The author, Rosa King, an Englishwoman, went to Cuernavaca in 1907 to make a living for herself and her two small children. She had known the town before and started off with a prophecy sadly ironical: ‘Here I shall . . . make my home, where all is peace and beauty, and nothing has ever changed or ever will.’ She opened a tearoom for the British and American tourists and it proved so popular that she added a curio shop, selling the native pottery to her clients. In 1910 the Governor of Morelos, a friend of President Díaz, suggested that she buy the Bella Vista Hotel (a four-hundred-year-old hacienda) and turn innkeeper for the visitors expected for the celebration of the Centenario, the hundredth anniversary of Mexico’s independence from Spain. Mrs, King followed his advice, and her remodeled hotel, with its lovely patios (and thirty bathrooms), was soon full of guests.
Then the revolution came which swept Porfirio Díaz from power, and Cuernavaca became the centre of fierce fighting.
Almost all the historic figures of the time passed through the Bella Vista inn. With General Zapata, commanding officer of the troops, by her side, Mrs. King welcomed President and Mrs. Madera on their first official visit to Cuernavaca; General Huerta, who came later to capture Zapata, stayed at the Bella Vista enjoying plums at breakfast; and a beautiful Rumanian spy, sent by Pancho Villa, lodged there and betrayed her hostess and the town. The siege of the city by the Zapatistas—when ‘we starved with dignity,’ as the author says— is perhaps the most moving incident in the book. Despite all that Mrs. King suffered from that encircling army, she speaks with admiration of Zapata and thinks only Hidalgo and Madero outranked him in the list of Mexican patriots. Victoriano Huerta, she felt, never had a real hold on the people.
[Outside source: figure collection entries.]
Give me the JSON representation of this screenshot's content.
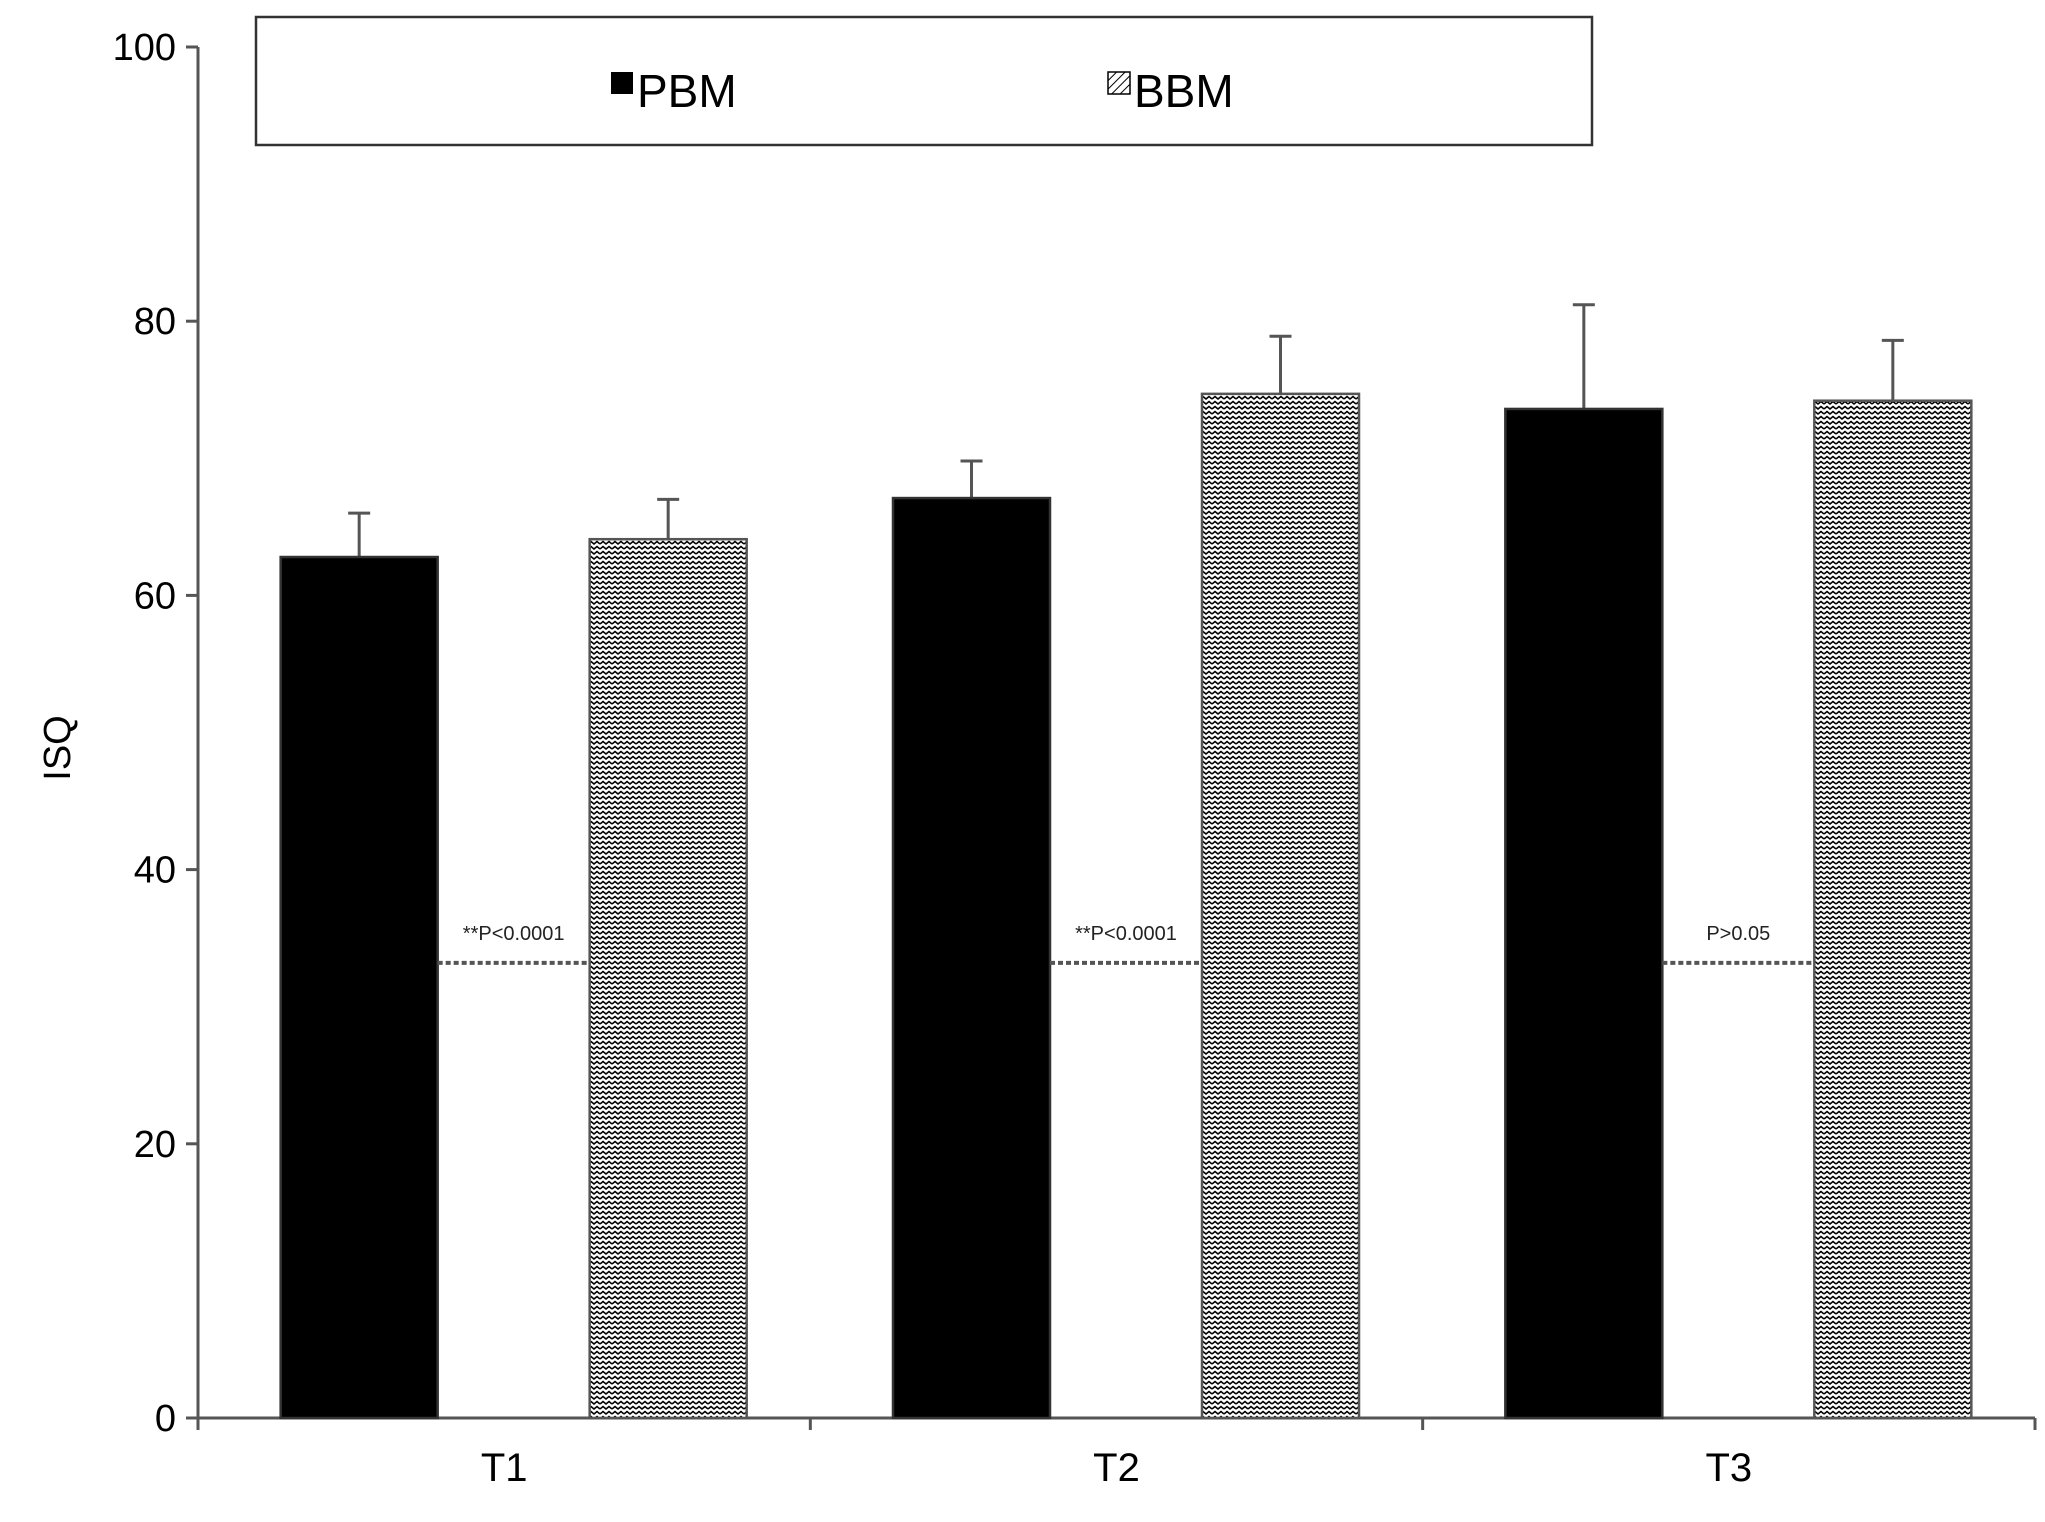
{
  "chart_data": {
    "type": "bar",
    "title": "",
    "xlabel": "",
    "ylabel": "ISQ",
    "ylim": [
      0,
      100
    ],
    "yticks": [
      0,
      20,
      40,
      60,
      80,
      100
    ],
    "categories": [
      "T1",
      "T2",
      "T3"
    ],
    "series": [
      {
        "name": "PBM",
        "values": [
          62.8,
          67.1,
          73.6
        ],
        "errors": [
          3.2,
          2.7,
          7.6
        ],
        "color": "#000000",
        "fill": "solid"
      },
      {
        "name": "BBM",
        "values": [
          64.1,
          74.7,
          74.2
        ],
        "errors": [
          2.9,
          4.2,
          4.4
        ],
        "color": "#ffffff",
        "fill": "zigzag"
      }
    ],
    "annotations": [
      "**P<0.0001",
      "**P<0.0001",
      "P>0.05"
    ],
    "annotation_level": 33.2,
    "legend_position": "top",
    "grid": false
  }
}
The march out from Cuernavaca with the retreating Federal army is a thrilling story. That weak, weary company staggered along for three terrible days, constantly fired upon in the stony lanes and almost dead from hunger and fatigue before they reached Toluca and safety. Only 2000 of the 8000 who started survived the journey.
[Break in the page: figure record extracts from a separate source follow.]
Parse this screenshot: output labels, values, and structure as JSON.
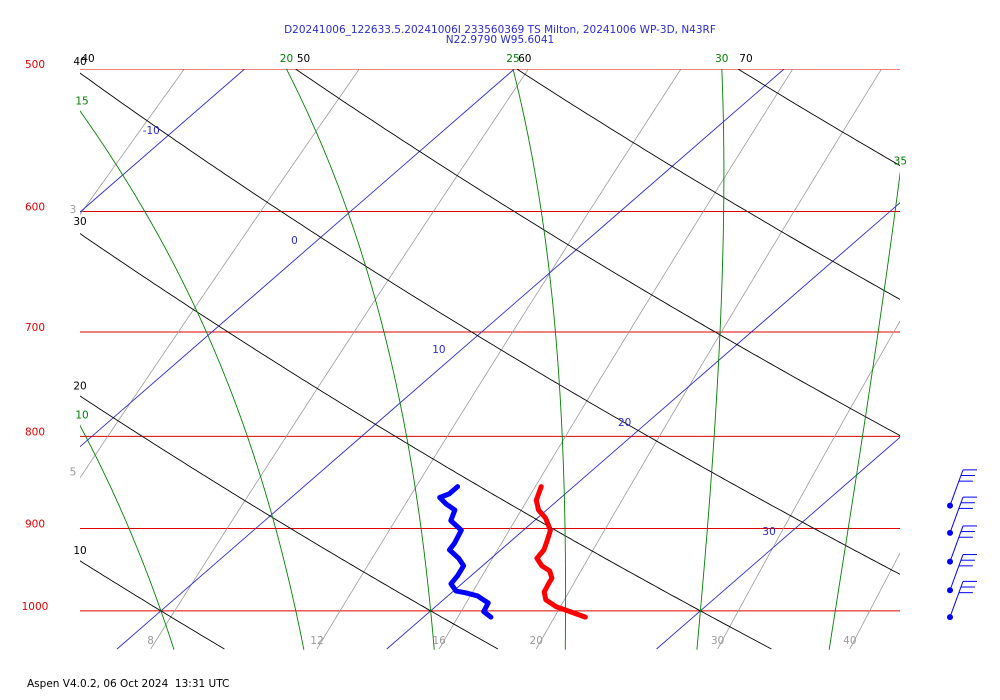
{
  "chart_data": {
    "type": "skew-t",
    "title": "D20241006_122633.5.20241006I 233560369 TS Milton, 20241006 WP-3D, N43RF",
    "subtitle": "N22.9790 W95.6041",
    "footer": "Aspen V4.0.2, 06 Oct 2024  13:31 UTC",
    "log_y": true,
    "ylim": [
      1050,
      500
    ],
    "yticks": [
      500,
      600,
      700,
      800,
      900,
      1000
    ],
    "xlim": [
      7,
      37.4
    ],
    "isotherms": [
      -10,
      0,
      10,
      20,
      30
    ],
    "dry_adiabats": [
      10,
      20,
      30,
      40,
      50,
      60,
      70
    ],
    "moist_adiabats": [
      10,
      15,
      20,
      25,
      30,
      35
    ],
    "mixing_ratios": [
      3,
      5,
      8,
      12,
      16,
      20,
      30,
      40
    ],
    "colors": {
      "isobar": "#e00000",
      "isotherm": "#2a2ad0",
      "dry_adiabat": "#000000",
      "moist_adiabat": "#008000",
      "mixing_ratio": "#9a9a9a"
    },
    "series": [
      {
        "color": "#ff0000",
        "pressure": [
          1008,
          1001,
          995,
          986,
          976,
          965,
          959,
          950,
          944,
          935,
          925,
          913,
          902,
          888,
          879,
          868,
          853
        ],
        "values": [
          26.0,
          25.2,
          24.5,
          23.8,
          23.4,
          23.2,
          23.1,
          22.7,
          22.2,
          21.7,
          21.6,
          21.3,
          21.0,
          20.3,
          19.7,
          19.2,
          18.8
        ]
      },
      {
        "color": "#0000ff",
        "pressure": [
          1008,
          1001,
          990,
          981,
          977,
          975,
          966,
          956,
          944,
          935,
          925,
          917,
          902,
          891,
          879,
          872,
          865,
          861,
          853
        ],
        "values": [
          22.5,
          22.0,
          21.8,
          21.1,
          20.5,
          20.1,
          19.6,
          19.5,
          19.3,
          18.8,
          18.1,
          18.0,
          17.7,
          16.9,
          16.6,
          16.0,
          15.5,
          15.7,
          15.7
        ]
      }
    ],
    "winds": {
      "color": "#0000ff",
      "pressure": [
        874,
        905,
        939,
        974,
        1008
      ],
      "direction": [
        20,
        20,
        20,
        20,
        20
      ],
      "speed": [
        30,
        30,
        30,
        30,
        30
      ]
    }
  }
}
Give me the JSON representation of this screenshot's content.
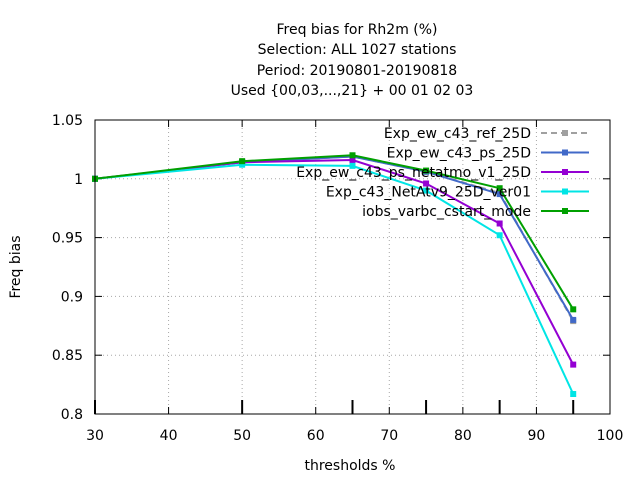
{
  "chart_data": {
    "type": "line",
    "title": [
      "Freq bias  for Rh2m (%)",
      "Selection: ALL    1027 stations",
      "Period: 20190801-20190818",
      "Used {00,03,...,21} + 00 01 02 03"
    ],
    "xlabel": "thresholds %",
    "ylabel": "Freq bias",
    "xlim": [
      30,
      100
    ],
    "ylim": [
      0.8,
      1.05
    ],
    "xticks": [
      30,
      40,
      50,
      60,
      70,
      80,
      90,
      100
    ],
    "yticks": [
      0.8,
      0.85,
      0.9,
      0.95,
      1,
      1.05
    ],
    "xtick_labels": [
      "30",
      "40",
      "50",
      "60",
      "70",
      "80",
      "90",
      "100"
    ],
    "ytick_labels": [
      "0.8",
      "0.85",
      "0.9",
      "0.95",
      "1",
      "1.05"
    ],
    "grid": true,
    "legend_position": "top-right",
    "x": [
      30,
      50,
      65,
      75,
      85,
      95
    ],
    "series": [
      {
        "name": "Exp_ew_c43_ref_25D",
        "color": "#a0a0a0",
        "dash": "6,4",
        "values": [
          1.0,
          1.014,
          1.019,
          1.006,
          0.988,
          0.879
        ]
      },
      {
        "name": "Exp_ew_c43_ps_25D",
        "color": "#4169c8",
        "dash": "",
        "values": [
          1.0,
          1.014,
          1.019,
          1.006,
          0.987,
          0.88
        ]
      },
      {
        "name": "Exp_ew_c43_ps_netatmo_v1_25D",
        "color": "#9400d3",
        "dash": "",
        "values": [
          1.0,
          1.014,
          1.016,
          0.996,
          0.962,
          0.842
        ]
      },
      {
        "name": "Exp_c43_NetAtv9_25D_ver01",
        "color": "#00e5e5",
        "dash": "",
        "values": [
          1.0,
          1.012,
          1.011,
          0.99,
          0.952,
          0.817
        ]
      },
      {
        "name": "iobs_varbc_cstart_mode",
        "color": "#00a000",
        "dash": "",
        "values": [
          1.0,
          1.015,
          1.02,
          1.007,
          0.992,
          0.889
        ]
      }
    ]
  }
}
One admires the humor that could comment on the refugees’ ‘communistic donkeys, working only when we worked’ with bridle and fist, and could laugh over the loss of those precious American bathtubs looted from the Bella Vista.
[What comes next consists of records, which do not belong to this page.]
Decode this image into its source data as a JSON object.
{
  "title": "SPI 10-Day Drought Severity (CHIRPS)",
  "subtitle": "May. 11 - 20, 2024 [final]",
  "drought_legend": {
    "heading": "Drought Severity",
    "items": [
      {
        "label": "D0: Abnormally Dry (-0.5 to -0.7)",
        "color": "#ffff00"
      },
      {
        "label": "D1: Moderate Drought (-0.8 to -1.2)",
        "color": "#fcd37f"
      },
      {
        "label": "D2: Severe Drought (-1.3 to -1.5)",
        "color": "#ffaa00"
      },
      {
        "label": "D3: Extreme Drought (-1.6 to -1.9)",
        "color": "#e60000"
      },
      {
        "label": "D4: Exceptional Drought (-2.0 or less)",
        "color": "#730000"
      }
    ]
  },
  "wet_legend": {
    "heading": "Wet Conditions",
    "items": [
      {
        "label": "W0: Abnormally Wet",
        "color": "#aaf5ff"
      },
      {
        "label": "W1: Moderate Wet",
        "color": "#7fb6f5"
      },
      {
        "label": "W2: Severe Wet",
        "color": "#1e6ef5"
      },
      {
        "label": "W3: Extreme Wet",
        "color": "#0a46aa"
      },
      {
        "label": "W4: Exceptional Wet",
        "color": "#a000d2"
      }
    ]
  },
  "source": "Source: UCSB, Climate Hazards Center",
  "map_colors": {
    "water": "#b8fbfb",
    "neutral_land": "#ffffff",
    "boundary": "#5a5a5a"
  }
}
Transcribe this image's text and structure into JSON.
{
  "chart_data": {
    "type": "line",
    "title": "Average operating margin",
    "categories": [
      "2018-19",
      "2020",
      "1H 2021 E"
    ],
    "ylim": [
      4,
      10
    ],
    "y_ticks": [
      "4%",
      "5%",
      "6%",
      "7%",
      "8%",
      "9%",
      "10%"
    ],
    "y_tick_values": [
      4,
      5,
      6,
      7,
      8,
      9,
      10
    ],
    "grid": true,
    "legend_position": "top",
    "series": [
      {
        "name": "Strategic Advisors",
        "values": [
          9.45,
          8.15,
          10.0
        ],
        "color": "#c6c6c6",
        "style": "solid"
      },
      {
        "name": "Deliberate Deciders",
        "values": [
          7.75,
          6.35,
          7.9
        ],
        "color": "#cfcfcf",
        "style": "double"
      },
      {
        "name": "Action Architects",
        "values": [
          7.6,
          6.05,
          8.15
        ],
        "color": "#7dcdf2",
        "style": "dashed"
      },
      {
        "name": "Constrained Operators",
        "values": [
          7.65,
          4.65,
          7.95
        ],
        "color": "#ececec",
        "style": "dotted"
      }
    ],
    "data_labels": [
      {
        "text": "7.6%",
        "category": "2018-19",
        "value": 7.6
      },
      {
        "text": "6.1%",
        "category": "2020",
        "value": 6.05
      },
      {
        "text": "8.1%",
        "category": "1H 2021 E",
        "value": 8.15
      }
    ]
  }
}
Later, Mrs. King took charge of another inn at Orizaba, but there a Mexican general fell in love with her very young daughter and the girl had to be smuggled out of town, so they moved on to Vera Cruz, then the Capital under President Carranza.
A short review seems to emphasize unduly the melodrama of the tale. The best of it is the spirit with which Mrs. King, a foreigner caught in this revolution, cast in her lot with the Mexicans. ‘ Whatever happens,’ she says, ’I am on their side. What is for their good I want.’ These are the words of a brave woman whose understanding of the sufferings of Mexico overshadowed her own.